Curlfriends, we’re sorry. We’re so sorry. We’re your hairstylists, your confidants, your beauty mentors, your friends. We know you. You’ve sat in our chairs throughout your life. You see us in winter, spring, summer, and fall, in the sunshine, snowstorms, and everything in between (#MAINE). You’ve trusted us during your highs: curl-discoveries, curl journeys, new relationships, enduring relationships, curl-friendships, engagements, newfound independence, pregnancies, weddings, promotions, career-changes, relocations, vacations, holidays, birthdays, anniversaries, confidence building, milestones, and achievements. You’ve sought us out in life’s many hardships, and we’ve been honored to walk alongside you through various challenges. We know how you like your coffee. We can part your hair perfectly. We’ve scrubbed your scalp. And we must admit, though never intentionally, we’ve lied to you. We’ve misled you. We’ve brought you down a path that was not the best for you or your curls. 

We’ve been curl specialists for a few years now; collectively we’ve been officially doing hair for decades and unofficially for what feels like forever! Before the Curly Girl Method, before squish to condish, and – gasp – before the Curl Boutique (oh, the humanity!), we didn’t know what we didn’t know. We taught you what we were taught: curls must be tamed – mistreated, manipulated, and mishandled. Until recently, curly hair was directly associated with unprofessionalism, unkemptness and honestly, craziness. What the hell?! Times sure have changed, and we’re here to say, “We’re sorry for our mistakes and we’re committed to spending the rest of our days spreading the good word of the curly hair movement.”

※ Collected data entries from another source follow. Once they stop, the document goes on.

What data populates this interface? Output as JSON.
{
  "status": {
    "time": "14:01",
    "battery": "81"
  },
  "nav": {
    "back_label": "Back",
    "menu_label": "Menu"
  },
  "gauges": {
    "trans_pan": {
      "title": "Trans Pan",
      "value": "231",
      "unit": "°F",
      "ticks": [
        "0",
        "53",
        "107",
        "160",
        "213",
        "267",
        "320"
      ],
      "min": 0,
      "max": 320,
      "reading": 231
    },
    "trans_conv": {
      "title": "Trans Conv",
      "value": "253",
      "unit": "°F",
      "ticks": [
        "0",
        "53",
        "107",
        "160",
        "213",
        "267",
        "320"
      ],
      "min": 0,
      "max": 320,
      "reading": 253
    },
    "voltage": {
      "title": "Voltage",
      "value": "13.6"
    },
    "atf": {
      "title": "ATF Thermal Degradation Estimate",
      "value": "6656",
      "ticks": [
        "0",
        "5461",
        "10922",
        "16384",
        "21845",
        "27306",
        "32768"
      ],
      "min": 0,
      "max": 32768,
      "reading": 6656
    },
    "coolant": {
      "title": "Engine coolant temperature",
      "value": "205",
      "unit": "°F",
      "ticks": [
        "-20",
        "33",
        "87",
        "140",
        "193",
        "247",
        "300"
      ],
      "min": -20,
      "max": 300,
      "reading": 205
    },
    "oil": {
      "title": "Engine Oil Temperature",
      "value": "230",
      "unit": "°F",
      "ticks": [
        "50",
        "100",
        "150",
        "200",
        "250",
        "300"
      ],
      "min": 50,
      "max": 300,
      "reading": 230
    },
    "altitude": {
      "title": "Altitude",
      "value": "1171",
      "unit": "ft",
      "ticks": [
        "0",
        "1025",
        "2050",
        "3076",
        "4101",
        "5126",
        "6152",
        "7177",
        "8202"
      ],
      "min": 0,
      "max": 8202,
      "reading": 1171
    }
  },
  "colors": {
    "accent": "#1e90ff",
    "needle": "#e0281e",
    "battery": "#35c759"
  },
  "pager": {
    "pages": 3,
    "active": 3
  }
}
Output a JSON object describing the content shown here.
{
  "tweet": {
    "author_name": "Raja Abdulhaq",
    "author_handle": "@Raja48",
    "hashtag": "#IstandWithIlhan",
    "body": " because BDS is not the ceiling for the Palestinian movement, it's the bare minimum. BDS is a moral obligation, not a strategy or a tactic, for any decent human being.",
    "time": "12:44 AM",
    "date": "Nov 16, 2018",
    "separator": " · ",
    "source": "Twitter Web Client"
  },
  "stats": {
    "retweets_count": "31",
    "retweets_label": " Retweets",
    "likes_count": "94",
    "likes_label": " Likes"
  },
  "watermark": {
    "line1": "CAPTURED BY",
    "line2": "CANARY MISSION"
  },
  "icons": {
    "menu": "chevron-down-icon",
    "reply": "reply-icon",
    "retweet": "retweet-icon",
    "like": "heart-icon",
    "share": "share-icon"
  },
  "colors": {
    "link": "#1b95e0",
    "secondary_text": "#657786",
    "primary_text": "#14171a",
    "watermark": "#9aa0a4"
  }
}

Do you want the Farrah Fawcett?

Debbi still vividly remembers her first experience as a client seeking the help of a professional hairdresser. She was 11 years old and experiencing ~all the angst~ your average preteen does. She hated her glasses, her perceived awkwardness, her ever-changing body. But most of all, ABOVE ALL, she *hated* her curly hair, which had always been a deep-rooted source of insecurity. She’d stare longingly at all the other girls her age that were “pretty” and “popular”, with their beautiful, shiny, and, of course, straight hair. They all seemed so self-assured and confident while Debbi’s fuzzy, frizzy, tangled triangle-head appeared disheveled and in some way offensive. She brushed it, slathered it with hot oil, and slept with it wet, pulled so tightly back that at first glance it might even appear straight… for at least a moment. She tried anything she could think of to change her hair and force it into “behaving.” She even tried taping her hair to her skin (#relateable). As every curly knows, none of these things worked.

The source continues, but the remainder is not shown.